I crawled through the legs of the grieving adults towards the familiar figure of my uncle Hassan. He sat listening intently, inscrutable in the dark glasses he wore to mask his blindness. I squeezed myself in next to him, watching as he tapped his knee with the palm of his hand in time to the song. I asked him why everyone was crying. He told me that it was in memory of Imam Hussein.

‘Did he die today?’ I asked.

‘No, no, Tamoura,’ he said fondly, calling me by the nickname he had given me. ‘He died a long time ago, before any of us were born.’

‘So why are you still crying?’

He explained that the singer was commemorating the Battle of Karbala, when Imam Hussein, the Prophet’s grandson, was confronted by Caliph Yazid’s forces of 4,000 men. A very long time ago Hussein had gone to war, taking his family along, and a small army of only seventy-two men, many of whom also went into battle with their women and children. When the armies clashed on the banks of the Euphrates River, in the month of Muharam, Hussein was defeated. He, his infant son and his men were slain and the women and children taken into captivity.

My uncle smiled sadly. He said that time did not lessen the sense of tragedy of an act that had the power to haunt people forever. He told me that Hussein had been killed by an evil man for the sake of haqq – truth and justice.

‘But if it was so long ago, then why are you still crying?’ I persisted.

Hassan told me that during the first ten days of Muharam, which were called Ashura, this event and its consequences were remembered. My grandfather Hadi used to host a recital in Baghdad on the last day of Ashura, and hundreds of people would go to his home to commemorate it. He added that Ashura was especially painful for our family, because it reminded us that we had been deprived of our own country.

‘We are foreigners everywhere, and we have lost so much,’ he said. He touched me lightly on the shoulder. ‘You should know these things. They are part of your history, of who you are.’ I hated what he said. Surely I belonged exactly where I was? My uncle sensed my discomfort. ‘Do you deny your roots?’ he asked, smiling. I didn’t understand what he meant; he explained that he, my father, my grandfather and grandmother had once had another country, but that they had lost it. Their homeland was my home as well. I scowled. Lebanon was my country and my mother’s country, Beirut the city where I had been born. I was not a foreigner here.

A slice of chocolate cake soon made me forget what my uncle had said, but on some level I dimly perceived that the grievance captured in the words of the song was the same as that which made my father’s family weep in their exile. They were waiting to return to their homeland. Their lost country maintained a hold over them, the legacy of an inheritance centuries old.

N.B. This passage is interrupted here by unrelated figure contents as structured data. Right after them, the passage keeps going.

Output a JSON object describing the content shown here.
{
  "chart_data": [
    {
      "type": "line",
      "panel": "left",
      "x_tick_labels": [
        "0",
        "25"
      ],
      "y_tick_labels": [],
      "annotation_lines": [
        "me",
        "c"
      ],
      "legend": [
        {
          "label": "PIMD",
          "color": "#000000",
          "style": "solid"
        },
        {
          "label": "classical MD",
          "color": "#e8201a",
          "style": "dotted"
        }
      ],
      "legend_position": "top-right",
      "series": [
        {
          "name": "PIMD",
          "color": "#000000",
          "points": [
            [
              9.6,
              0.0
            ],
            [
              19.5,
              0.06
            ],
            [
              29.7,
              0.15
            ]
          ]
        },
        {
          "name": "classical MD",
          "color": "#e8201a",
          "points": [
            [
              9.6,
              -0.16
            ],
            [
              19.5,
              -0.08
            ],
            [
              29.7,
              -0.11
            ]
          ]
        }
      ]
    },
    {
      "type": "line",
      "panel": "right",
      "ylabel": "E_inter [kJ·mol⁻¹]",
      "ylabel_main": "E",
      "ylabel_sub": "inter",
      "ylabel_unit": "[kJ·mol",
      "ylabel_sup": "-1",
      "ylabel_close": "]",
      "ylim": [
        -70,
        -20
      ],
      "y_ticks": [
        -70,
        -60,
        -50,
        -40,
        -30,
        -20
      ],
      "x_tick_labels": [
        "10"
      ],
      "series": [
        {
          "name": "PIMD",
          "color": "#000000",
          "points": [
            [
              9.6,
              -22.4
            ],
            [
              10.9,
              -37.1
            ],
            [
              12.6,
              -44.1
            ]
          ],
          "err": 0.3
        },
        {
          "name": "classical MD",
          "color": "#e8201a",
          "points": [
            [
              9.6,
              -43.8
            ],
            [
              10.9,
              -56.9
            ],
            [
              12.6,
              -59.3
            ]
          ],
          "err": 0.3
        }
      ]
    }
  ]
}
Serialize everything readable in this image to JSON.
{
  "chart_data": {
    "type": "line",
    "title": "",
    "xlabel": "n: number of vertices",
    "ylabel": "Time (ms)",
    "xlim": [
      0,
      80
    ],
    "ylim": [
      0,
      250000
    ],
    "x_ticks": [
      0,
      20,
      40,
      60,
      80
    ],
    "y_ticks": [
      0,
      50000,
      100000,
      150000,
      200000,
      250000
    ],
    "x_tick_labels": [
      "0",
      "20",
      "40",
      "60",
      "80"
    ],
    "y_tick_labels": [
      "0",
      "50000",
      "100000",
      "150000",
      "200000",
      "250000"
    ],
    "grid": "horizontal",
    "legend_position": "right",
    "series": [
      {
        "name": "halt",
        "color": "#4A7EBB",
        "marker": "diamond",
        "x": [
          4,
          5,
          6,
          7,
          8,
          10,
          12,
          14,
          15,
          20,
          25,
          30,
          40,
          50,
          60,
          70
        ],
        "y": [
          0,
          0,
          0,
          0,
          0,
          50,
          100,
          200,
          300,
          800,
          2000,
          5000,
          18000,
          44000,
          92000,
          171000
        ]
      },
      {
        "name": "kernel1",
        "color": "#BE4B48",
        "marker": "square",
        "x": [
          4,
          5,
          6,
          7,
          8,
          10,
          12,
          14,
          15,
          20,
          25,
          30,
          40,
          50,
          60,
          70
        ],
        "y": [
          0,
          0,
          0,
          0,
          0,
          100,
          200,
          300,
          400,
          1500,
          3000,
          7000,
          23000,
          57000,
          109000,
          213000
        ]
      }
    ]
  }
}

The earliest indications of a settled civilization in the world are found in the region that is known today as Iraq. Between the fifth and fourth millennia BCE, lower Tigris and Euphrates basin cities such as Ur, Uruk and Larsa emerged and stratified societies developed within them. Mesopotamia – as the Greeks referred to the region between the two rivers – covered roughly the central southern part of what is now Iraq. Mesopotamia was also the term used to describe the provinces of the Ottoman Empire that belonged to this region. The ancient history of Mesopotamia is now lost to us, but it was mythologized by the Sumerians in epics such as the story of Gilgamesh, which was first written down in around 2000 BCE and which is a story of kingship and heroism that has informed and inspired people ever since.